Campbell v. Brown

7 Miss. 230 | Miss. | 1842

Mr. Justice Trotter,

after stating the facts in the case, delivered the opinion of the court.

The question is, whether the decree of the probate court, rendered without notice, either actual or constructive, to the heirs of McCarroll, is void and inoperative. That it is so, we have no doubt. One of the special pleas alleges that the deceased left heirs, who were living within the county where the court sat, and that they had no notice of the proceedings, and were not made parties thereto. That no citation was issued to them, nor was any served on them. The demurrer confesses these facts. It surely cannot be a matter of doubt, that the decree of the court is wholly void. It is not only against the express provisions of the statute, which requires notice of the proceeding to be issued to all persons interested, but stands opposed to the very first principles of justice. 10 Pet. Rep. 161; 1 Dev. Rep. 187.

No man can be considered to lose his life, liberty or property by a judgment or decree, who has no notice of the proceeding against him, and consequently no opportunity to contest it. It is a principle universally recognized, that no judgment or decree is binding unless the court which pronounced it has jurisdiction, as well of the person as of the subject matter. 15 J. R. 141; 19 do. 33; 11 Wend. 652.

The court below should therefore have overruled the demurrer to the .plea; and, for the same reason, should have admitted the record of the proceedings of the probate court to be read to the jury. This record shows the same facts relied on in the special plea. It was rejected by the court, on the ground that, though the action of the court was void, it was only so in regard to the heirs, and that it could not be attacked in a collateral suit.

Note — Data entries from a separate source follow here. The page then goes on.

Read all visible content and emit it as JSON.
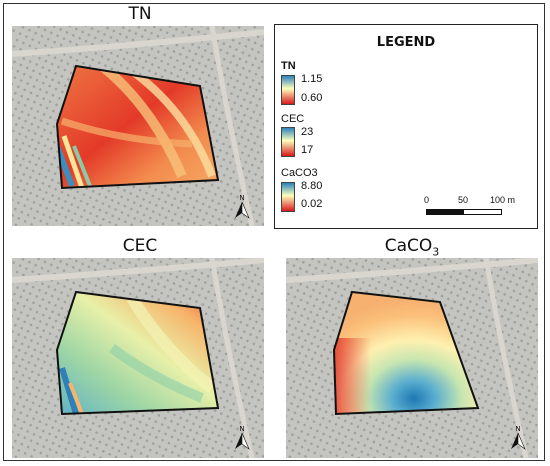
{
  "panels": {
    "tn": {
      "title": "TN"
    },
    "cec": {
      "title": "CEC"
    },
    "caco3": {
      "title_main": "CaCO",
      "title_sub": "3"
    }
  },
  "legend": {
    "title": "LEGEND",
    "items": [
      {
        "name": "TN",
        "max": "1.15",
        "min": "0.60"
      },
      {
        "name": "CEC",
        "max": "23",
        "min": "17"
      },
      {
        "name": "CaCO3",
        "max": "8.80",
        "min": "0.02"
      }
    ],
    "ramp_colors": {
      "high": "#2b83ba",
      "mid": "#ffffbf",
      "low": "#d7191c"
    }
  },
  "scale_bar": {
    "labels": [
      "0",
      "50",
      "100 m"
    ]
  },
  "north_arrow": {
    "label": "N"
  }
}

This is undoubtedly the correct view of the subject, in cases where the judgment is irregular merely, and therefore only voidable. But it is equally true that a judgment by a court which has no jurisdiction is absolutely void, and may always be assailed. Hollingsworth v. Barbour et al. 4 Pet. 474; 11 Wend. 652.

In the last case, the defendant, in an action of ejectment, claimed title to the land in dispute, under a deed made in pursuance of an order for partition. There was no showing in the record that *235the requirement of the statute authorizing proceedings in partition had been complied with. It is there observed by the judge who delivered the opinion of the court, “If a court act without jurisdiction, the proceeding is void; and if it appear upon the face of the record, the whole is a nullity; and this want of jurisdiction may always be set up against a judgment when sought to be enforced, or when any benefit is claimed under it.”

In the case just noticed, it is said, it must be shown by the record that the court had jurisdiction of the party, either by service of process or by publication, where that is authorized. The case in 3 J. J. Marsh. 105, is to the same effect.

These lands, which belonged to Charles McCarroll in his life time, descended to his heirs upon his death. The title became vested in them, and can only be divested by the decree of the probate court, upon proceedings instituted and conducted according to the statutes of the state. The administrator, as such, had no interest in the lands, and can only take possession in the mode and for the purposes enumerated by the law. One case is given by the statute in which he may sell the real estate, and that is when the personal property is insufficient to discharge the debts of the deceased. Another is, perhaps, when it can be shown that it was for the interest of the heirs to convert it into money. But in any proceeding, in one case or the other, the heirs must have notice.

It is not shown that the purchaser has any deed, or whether he is in possession, and hence it is unnecessary to consider how far such facts if proven would bring the case within the general rule which obtains in the purchase of lands, if the vendee has been let into possession at the time of seeking to rescind the contract, or of resisting the payment of the purchase money, hi this case, the sale conveyed no title to the vendee, and the consideration of the note has therefore wholly failed. In such circumstances, there can be no justice in subjecting him to the payment of the money on the uncertain ground of his right to action to recover it back in a suit against the administrator. The vendors in this case were mere trustees, and sold the land only in obedience to an order of the probate court. They are not supposed to have any *236personal interest in the land, and therefore would not be liable for a defect of title. They represent the deceased. It is not contended that the deceased had not a good title. But it is insisted merely that the title is, in law, in his heirs. The case in Stewart’s Alabama Reports, 335, is directly in point, and fully sustains these views.

The judgment must he reversed, and a venire de novo awarded.